They say that like fine wine, we get better with time. If you want proof of this, just look at Glenn Close, who turns 72 on March 19. While many women turning that age are thinking of slowing down, the beloved veteran actress is hitting her stride—winning several awards for her nuanced performance in The Wife, including a Golden Globe
Later this week, we’ll see if Close will get the ultimate kudo—an Academy Award. Close has received seven nominations with no wins, but her much-talked about performance in The Wife has placed her as the front-runner for best actress.
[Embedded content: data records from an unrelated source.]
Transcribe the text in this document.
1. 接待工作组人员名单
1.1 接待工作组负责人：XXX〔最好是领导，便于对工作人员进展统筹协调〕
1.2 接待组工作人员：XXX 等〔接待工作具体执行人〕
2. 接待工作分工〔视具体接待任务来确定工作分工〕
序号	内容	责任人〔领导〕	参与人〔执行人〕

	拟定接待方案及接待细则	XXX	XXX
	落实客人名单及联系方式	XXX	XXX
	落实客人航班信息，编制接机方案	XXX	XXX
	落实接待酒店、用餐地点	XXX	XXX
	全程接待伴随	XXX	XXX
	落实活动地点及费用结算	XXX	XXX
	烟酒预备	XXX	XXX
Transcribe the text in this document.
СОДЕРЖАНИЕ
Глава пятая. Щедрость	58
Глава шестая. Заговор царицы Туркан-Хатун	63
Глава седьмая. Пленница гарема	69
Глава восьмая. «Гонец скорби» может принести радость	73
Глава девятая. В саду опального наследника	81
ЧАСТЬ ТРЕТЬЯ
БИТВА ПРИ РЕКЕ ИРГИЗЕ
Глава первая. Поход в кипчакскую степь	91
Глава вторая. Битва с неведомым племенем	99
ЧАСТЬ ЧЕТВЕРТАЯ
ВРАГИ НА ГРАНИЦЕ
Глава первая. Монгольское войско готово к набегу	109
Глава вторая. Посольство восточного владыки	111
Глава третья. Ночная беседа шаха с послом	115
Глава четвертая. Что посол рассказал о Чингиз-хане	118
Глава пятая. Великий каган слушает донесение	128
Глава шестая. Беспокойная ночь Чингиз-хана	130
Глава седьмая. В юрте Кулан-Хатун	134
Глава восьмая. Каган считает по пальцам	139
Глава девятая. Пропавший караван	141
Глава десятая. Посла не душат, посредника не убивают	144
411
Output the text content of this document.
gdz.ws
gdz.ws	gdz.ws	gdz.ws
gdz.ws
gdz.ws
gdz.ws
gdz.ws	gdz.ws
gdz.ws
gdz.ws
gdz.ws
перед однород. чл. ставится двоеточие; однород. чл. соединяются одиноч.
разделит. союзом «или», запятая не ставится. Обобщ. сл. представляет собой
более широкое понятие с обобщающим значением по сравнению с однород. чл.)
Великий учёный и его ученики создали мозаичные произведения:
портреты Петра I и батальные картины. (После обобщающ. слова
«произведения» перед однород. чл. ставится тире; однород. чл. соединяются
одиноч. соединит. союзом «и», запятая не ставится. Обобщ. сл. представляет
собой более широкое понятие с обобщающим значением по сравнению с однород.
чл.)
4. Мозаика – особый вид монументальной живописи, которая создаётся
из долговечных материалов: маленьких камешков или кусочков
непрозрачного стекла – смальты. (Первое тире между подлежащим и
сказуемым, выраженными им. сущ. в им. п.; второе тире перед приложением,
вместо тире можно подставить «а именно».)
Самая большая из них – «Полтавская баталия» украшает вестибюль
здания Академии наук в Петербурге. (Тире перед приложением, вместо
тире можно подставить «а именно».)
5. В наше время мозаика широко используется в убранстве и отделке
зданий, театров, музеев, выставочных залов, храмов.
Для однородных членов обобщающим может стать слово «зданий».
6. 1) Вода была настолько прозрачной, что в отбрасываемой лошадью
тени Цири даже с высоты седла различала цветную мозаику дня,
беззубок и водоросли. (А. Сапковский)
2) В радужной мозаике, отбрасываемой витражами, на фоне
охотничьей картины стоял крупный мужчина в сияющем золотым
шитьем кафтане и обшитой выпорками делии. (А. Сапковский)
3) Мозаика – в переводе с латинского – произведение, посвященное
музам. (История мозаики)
In the movie, Close plays the introspective Joan Archer, who goes with her husband to Norway, while he accepts the Nobel Prize for Literature. The story is told mostly in flashbacks, as the character thinks back about her life and her lengthy marriage—what she’s given to the relationship, what she’s put up with, and the fairness of the arrangement with her husband. The characters’ marriage is an extreme example of a woman getting lost in a relationship, and the film suggests we’ve lost much as a society by not allowing women to pursue their potential, passions and talents freely.
Life Paralleling Art
In her Golden Globes acceptance speech, Close acknowledged the parallel between her mom and her tour-de-force role.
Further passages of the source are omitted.